Toxic Positivity & Helping Someone Who is Struggling.

Toxic Positivity — This feels like a relatively new concept.

However, it is something that has been around for a looonnng time. So, maybe we are just now making the NAME (a little more) mainstream.

I will say though, Toxic Positivity is more relevant now than ever before!

Getting off Track for a Moment — If You are in a Hurry, Skip to Toxic Positivity Below

Ok, don’t make fun of me… but, I am a long time fan of Britney Spears. I know, I know. People either love her. Or, love to hate her. I’m in the first group. Fun fact, I met my husband on Halloween while dressed in a school girl outfit inspired by Britney Spears’ …Baby, One More Time music video.

Kristi (dressed like Britney) & Brandon circa 10/31/2003

Getting more side tracked with a random story: When I worked in the hospital, an intern once said, “You really like Britney Spears, don’t you?!” It was in response to the music playing on my phone at my desk. Basically every Britney Spears song ever produced is on my phone.

This brings me to two very important points: 1) #FreeBritney. 2) “Don’t you know that you’re toxic?” {singing} – Britney Spears, Toxic lyrics.

See what I did there? I connected the dots in my head of Britney Spears and Toxic positivity. If you ever what to know how someone with ADHD thinks, this is an accurate representation!

Back to the topic at hand…

Toxic Positivity

Whether you realize it or not, it is highly likely you have experienced toxic positivity before. From the well-meaning parent or bestie, we’ve all heard toxic positive phrases spoken to us at one point in time. Some examples of what I mean by this:

  • You’re fine. Stop pouting.
  • Everything happens for a reason. 
  • It isn’t that bad.

Now, I feel like I need to insert a disclaimer here. I am not perfect. Therefore, I have absolutely used these phrases (and more). So, in defense of myself and everyone else in the world, let’s remember where these words originated…

Where Did Toxic Positivity Originate?

The short answer: it is something that has been taught to us.

So, while I could be mad at my mom and dad for using these phrases – in a less than comforting way – when I was a kid. The reality is, they had them to spoken to them (as in my parents’ parents said these same things) during a difficult time(s) in their life.

This is when we need to set aside the false belief of, “Well, I turned out just fine.” As much as I’d like to discuss this right now, we need to table it for another day! The short answer to that: “No, you are not ‘just fine.’”

Now, regardless of where the words originated, they were still hurtful. Before you stop listening (reading) what I have to say, think of it this way…

If we were taught unhealthy ways to react to other people struggling, we don’t know how to help people in a healthy manner. In other words, you were struggling and your parents did not model a healthy way to comfort you, therefore you do not know what it looks/sounds like.

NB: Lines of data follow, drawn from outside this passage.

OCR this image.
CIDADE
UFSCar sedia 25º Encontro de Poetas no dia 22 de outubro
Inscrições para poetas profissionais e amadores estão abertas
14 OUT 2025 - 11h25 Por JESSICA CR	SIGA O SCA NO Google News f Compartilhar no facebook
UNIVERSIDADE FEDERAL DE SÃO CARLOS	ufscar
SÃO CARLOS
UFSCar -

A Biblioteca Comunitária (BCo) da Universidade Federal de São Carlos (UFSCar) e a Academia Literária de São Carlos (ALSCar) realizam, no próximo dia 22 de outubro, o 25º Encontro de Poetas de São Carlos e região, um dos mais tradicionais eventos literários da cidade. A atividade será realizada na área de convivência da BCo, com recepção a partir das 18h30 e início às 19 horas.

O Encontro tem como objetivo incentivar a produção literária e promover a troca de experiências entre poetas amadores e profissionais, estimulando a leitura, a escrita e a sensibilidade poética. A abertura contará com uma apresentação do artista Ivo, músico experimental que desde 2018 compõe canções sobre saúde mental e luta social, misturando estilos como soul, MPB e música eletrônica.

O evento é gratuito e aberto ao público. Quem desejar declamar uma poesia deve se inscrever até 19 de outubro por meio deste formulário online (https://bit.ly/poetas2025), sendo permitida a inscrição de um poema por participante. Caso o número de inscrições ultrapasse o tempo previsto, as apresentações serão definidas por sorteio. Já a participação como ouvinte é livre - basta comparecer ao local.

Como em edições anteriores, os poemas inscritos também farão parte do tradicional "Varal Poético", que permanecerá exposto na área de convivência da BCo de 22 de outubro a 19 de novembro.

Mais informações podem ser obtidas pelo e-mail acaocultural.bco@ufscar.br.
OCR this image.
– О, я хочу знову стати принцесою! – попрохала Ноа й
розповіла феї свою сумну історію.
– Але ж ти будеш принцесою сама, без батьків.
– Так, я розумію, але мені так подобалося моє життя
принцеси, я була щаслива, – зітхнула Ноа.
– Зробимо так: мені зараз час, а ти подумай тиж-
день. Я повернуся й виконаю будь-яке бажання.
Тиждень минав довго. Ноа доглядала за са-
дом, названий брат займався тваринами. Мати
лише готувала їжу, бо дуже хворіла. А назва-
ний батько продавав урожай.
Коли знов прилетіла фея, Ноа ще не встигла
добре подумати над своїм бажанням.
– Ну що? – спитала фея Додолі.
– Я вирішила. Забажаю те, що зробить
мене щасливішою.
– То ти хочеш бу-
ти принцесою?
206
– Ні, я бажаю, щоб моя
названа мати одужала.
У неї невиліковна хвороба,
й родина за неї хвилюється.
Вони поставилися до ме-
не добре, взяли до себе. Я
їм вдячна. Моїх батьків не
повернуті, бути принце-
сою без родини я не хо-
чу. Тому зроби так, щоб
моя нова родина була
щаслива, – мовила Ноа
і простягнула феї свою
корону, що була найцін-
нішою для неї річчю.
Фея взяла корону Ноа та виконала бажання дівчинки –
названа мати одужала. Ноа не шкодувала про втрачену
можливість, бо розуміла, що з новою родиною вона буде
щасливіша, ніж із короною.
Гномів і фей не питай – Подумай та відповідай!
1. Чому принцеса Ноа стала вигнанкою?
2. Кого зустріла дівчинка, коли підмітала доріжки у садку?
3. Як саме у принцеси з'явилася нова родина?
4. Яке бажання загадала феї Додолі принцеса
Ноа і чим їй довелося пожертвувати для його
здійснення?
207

Of course, this does not excuse the behavior. We do need accountability. And, it is important that we remember we are a constant work in progress.

Just because we were taught (or not taught) something, such as a knee jerk reaction to get frustrated when a kid is crying, doesn’t mean we get a free pass to continue this behavior.

We need to continue to learn and grow as individuals. And, this includes learning better ways to comfort our kids, friends, family, etc…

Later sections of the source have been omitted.